On 09/17/2013 11:24 AM, Brad Jorsch (Anomie) wrote:
On Tue, Sep 17, 2013 at 12:27 PM, Gabriel Wicke
<gwicke(a)wikimedia.org> wrote:
An end point that wants to be cacheable should
only use one query
parameter, which might well be a path. Hypothetical examples:
http://wiki.org/wiki/Foo?r=latest/html
http://wiki.org/wiki/Foo?r=123456/wikitext
So now you're cramming multiple parameters, ordered, into one
parameter? Why not go all the way and do
http://wiki.org/wiki/123456/wikitext/Foo then?
I consider the article to be the main resource we are interested in,
with a revision and then a specific part (format) of that revision as a
sub-resource. As our titles can contain slashes we need to delimit the
main resource from the sub-resource part. A single query parameter that
specifies the sub-resource path achieves that.

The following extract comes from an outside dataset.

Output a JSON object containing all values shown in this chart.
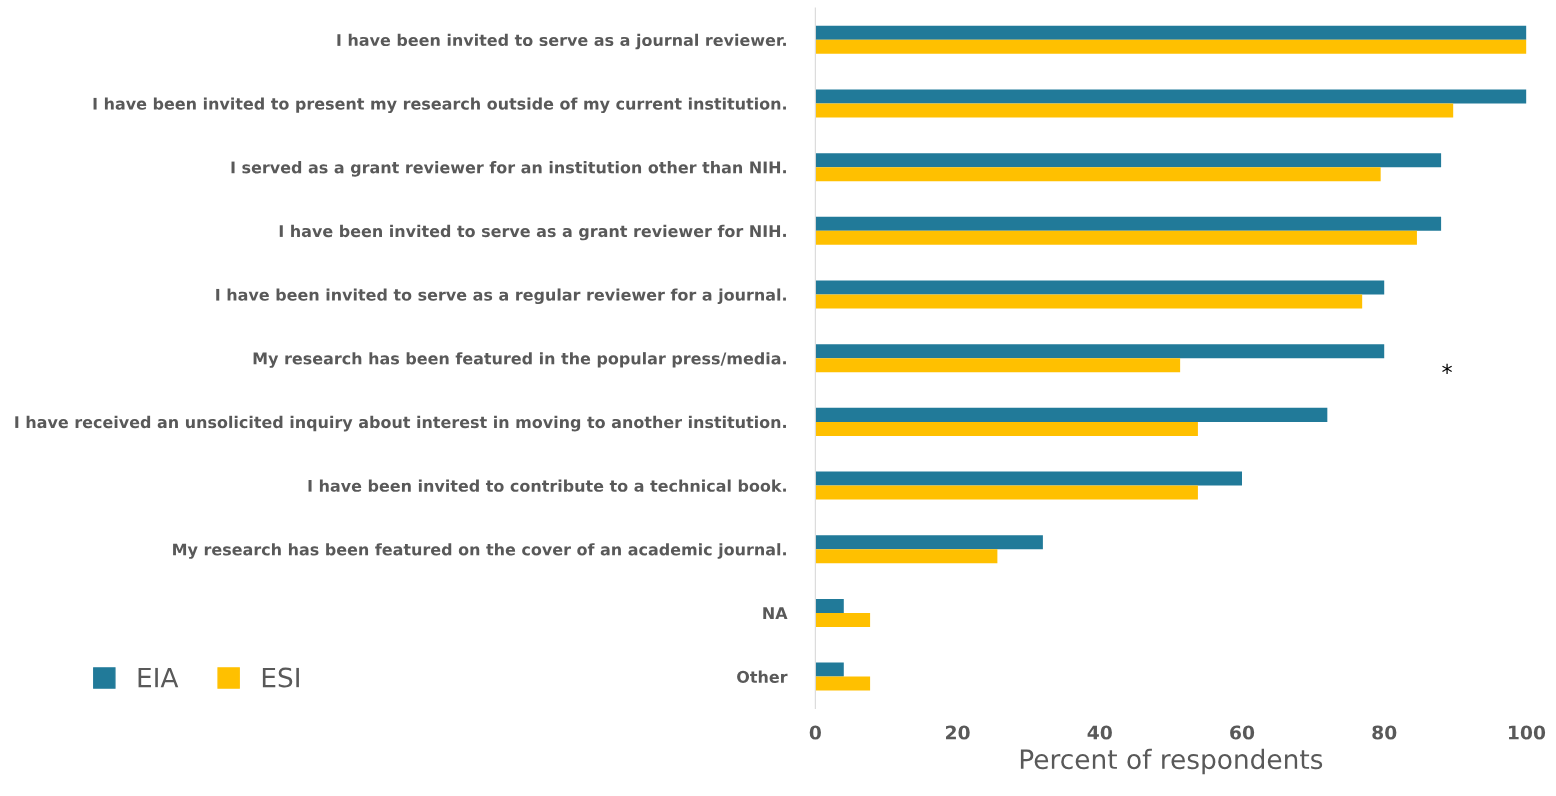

What is the actual benefit we're trying to get
here? All I've gotten
so far along those lines is "improve cacheability", but it doesn't
seem to have been established whether caching even needs improving in
this area.
A heavily-used content API will perform better and use less resources
when it is cacheable. This will become more important over time, so I
believe it is worth spending a small amount of effort on now.